Мы чокнулись и выпили.
– А Земля где?
– Во Вселенной.
– А Вселенная где?
Я секунду подумал.
– Сама в себе.
– А где эта сама в себе?
– В моем сознании.
– Так что же, Петька, выходит, твое сознание – в твоем сознании?
– Выходит так.
– Так, – сказал Чапаев и расправил усы. – А теперь слушай меня внимательно. В каком оно находится месте?
– Не понимаю, Василий Иванович. Понятие места и есть одна из категорий сознания, так что…
– Где это место? В каком месте находится понятие места?
– Ну, скажем, это вовсе не место. Можно сказать, что это ре…

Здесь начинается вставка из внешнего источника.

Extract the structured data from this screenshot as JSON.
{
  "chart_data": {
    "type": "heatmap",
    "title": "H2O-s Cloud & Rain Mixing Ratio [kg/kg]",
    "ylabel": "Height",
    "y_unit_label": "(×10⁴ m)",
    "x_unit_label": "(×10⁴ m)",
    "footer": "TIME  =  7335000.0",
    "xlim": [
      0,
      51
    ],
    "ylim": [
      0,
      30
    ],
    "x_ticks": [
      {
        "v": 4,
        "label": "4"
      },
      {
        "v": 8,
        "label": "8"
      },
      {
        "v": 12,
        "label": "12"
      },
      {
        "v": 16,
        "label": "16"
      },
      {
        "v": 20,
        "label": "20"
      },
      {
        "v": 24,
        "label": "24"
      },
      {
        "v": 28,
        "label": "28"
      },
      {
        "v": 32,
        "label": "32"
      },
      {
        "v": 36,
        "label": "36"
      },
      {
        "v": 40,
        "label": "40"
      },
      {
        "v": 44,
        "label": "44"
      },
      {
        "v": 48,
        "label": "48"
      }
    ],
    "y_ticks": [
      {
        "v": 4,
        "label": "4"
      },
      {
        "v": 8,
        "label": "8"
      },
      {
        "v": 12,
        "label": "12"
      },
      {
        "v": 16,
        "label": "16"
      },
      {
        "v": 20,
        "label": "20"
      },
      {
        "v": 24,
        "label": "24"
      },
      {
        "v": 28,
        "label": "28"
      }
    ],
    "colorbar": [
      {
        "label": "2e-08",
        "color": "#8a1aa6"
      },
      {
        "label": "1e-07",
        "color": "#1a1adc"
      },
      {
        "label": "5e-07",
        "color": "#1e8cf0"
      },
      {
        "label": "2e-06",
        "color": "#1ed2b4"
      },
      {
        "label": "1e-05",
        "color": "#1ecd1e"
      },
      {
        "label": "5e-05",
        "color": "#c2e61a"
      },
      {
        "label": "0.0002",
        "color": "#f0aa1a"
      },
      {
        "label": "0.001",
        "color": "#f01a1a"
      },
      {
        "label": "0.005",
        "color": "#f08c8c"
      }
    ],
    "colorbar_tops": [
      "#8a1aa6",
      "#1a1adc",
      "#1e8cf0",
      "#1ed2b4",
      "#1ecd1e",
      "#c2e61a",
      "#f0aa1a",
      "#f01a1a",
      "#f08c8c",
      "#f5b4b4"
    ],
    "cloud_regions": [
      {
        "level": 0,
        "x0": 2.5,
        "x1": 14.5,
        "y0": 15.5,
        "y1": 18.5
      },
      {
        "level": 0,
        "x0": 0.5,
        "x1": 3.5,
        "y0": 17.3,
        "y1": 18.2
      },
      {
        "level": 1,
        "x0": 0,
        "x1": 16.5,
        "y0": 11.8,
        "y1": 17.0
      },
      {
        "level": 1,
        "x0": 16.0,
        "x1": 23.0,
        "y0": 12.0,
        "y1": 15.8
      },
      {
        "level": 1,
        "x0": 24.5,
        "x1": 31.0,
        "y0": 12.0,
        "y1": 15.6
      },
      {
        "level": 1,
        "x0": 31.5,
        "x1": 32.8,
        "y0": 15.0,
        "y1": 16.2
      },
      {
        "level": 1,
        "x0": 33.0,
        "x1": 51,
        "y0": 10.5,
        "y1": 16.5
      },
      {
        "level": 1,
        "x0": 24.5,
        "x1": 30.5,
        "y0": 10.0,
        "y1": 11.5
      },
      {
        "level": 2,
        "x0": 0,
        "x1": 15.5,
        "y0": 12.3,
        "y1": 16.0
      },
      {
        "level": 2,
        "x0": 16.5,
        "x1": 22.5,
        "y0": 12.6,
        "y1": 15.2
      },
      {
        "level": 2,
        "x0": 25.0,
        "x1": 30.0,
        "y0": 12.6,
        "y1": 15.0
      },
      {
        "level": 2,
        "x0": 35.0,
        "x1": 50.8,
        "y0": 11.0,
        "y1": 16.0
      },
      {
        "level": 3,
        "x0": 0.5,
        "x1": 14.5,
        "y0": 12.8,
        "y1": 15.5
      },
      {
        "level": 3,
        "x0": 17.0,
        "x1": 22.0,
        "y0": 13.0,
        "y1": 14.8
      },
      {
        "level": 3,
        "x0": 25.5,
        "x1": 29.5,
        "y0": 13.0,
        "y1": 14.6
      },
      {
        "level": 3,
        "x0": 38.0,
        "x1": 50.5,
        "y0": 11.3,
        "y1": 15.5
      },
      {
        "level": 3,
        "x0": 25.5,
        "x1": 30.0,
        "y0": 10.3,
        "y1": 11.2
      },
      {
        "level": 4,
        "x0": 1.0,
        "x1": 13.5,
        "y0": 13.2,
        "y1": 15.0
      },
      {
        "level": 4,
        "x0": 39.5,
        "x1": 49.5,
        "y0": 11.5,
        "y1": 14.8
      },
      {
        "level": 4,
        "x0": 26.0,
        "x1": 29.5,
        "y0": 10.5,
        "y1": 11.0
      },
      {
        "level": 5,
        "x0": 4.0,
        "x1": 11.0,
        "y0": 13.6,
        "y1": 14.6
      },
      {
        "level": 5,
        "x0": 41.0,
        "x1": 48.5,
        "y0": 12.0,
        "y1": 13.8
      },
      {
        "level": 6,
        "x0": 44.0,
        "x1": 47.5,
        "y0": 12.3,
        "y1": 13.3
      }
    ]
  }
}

Я осекся. Да, подумал я, вот куда он клонит. Если я воспользуюсь словом «реальность», он снова сведет все к моим мыслям. А потом спросит, где они находятся. Я скажу, что у меня в голове, и… Гамбит. Можно, конечно, пуститься в цитаты, но ведь любая из систем, на которые я могу сослаться, подумал вдруг я с удивлением, или обходит эту смысловую брешь стороной, или затыкает ее парой сомнительных латинизмов. Да, Чапаев совсем не прост. Конечно, есть беспроигрышный путь завершить любой спор, классифицировав собеседника, – ничего не стоит заявить, что все, к чему он клонит, прекрасно известно, называется так-то и так-то, а человеческая мысль уже давно ушла вперед. Но мне стыдно было уподобляться самодовольной курсистке, в промежутке между пистонами немного полиставшей философский учебник. Да и к тому же не я ли сам говорил недавно Бердяеву, заведшему пьяный разговор о греческих корнях русского коммунизма, что философию правильнее было бы называть софоложеством?
Чапаев хмыкнул.
– А куда это вперед может уйти человеческая мысль? – спросил он.
– А? – растерянно сказал я.
– Вперед чего? Где это «впереди»?
Я решил, что по рассеянности заговорил вслух.
– Давайте, Василий Иванович, по трезвянке поговорим. Я же не философ. Лучше выпьем.
– Был бы ты философ, – сказал Чапаев, – я б тебя выше, чем навоз в конюшне чистить, не поставил бы. А ты у меня эскадроном командуешь. Ты ж все-все под Лозовой понял. Чего это с тобой творится? От страха, что ли? Или от радости?
– Не помню ничего, – сказал я, ощутив вдруг странное напряжение всех нервов. – Не помню.
– Эх, Петька, – вздохнул Чапаев, разливая самогон по стаканам. – Не знаю даже, как с тобой быть. Сам себя пойми сначала.
Мы выпили. Механическим движением я взял со стола луковицу и откусил большой кусок.
– Не пойти ли нам подышать перед сном? – спросил Чапаев, закуривая папиросу.
– Можно, – ответил я, кладя луковицу на стол.
Пока я спал, прошел короткий дождь – склон оврага, который поднимался к зданию усадьбы, был сырым и скользким. Как выяснилось, я был совершенно пьян – уже почти добравшись до его конца, я поскользнулся и повалился в мокрую траву. Моя голова запрокинулась, и я увидел над собой небо, полное звезд. Это было до того красиво, что несколько секунд я молча лежал на спине, глядя вверх. Чапаев дал мне руку и помог встать. Когда мы выбрались на ровное место, я снова посмотрел вверх и вдруг подумал, что последний раз видел звездное небо черт знает когда, хотя все время оно было над головой – достаточно было просто поднять ее. Я засмеялся.
– Ты чего? – спросил Чапаев.
– Так, – сказал я и показал пальцем вверх. – Красота.
Чапаев поглядел вверх и покачнулся.
– Красота? – переспросил он задумчиво. – А что такое красота?
– Ну как, – сказал я. – Как что. Красота – это совершеннейшая объективация воли на высшей ступени ее познаваемости.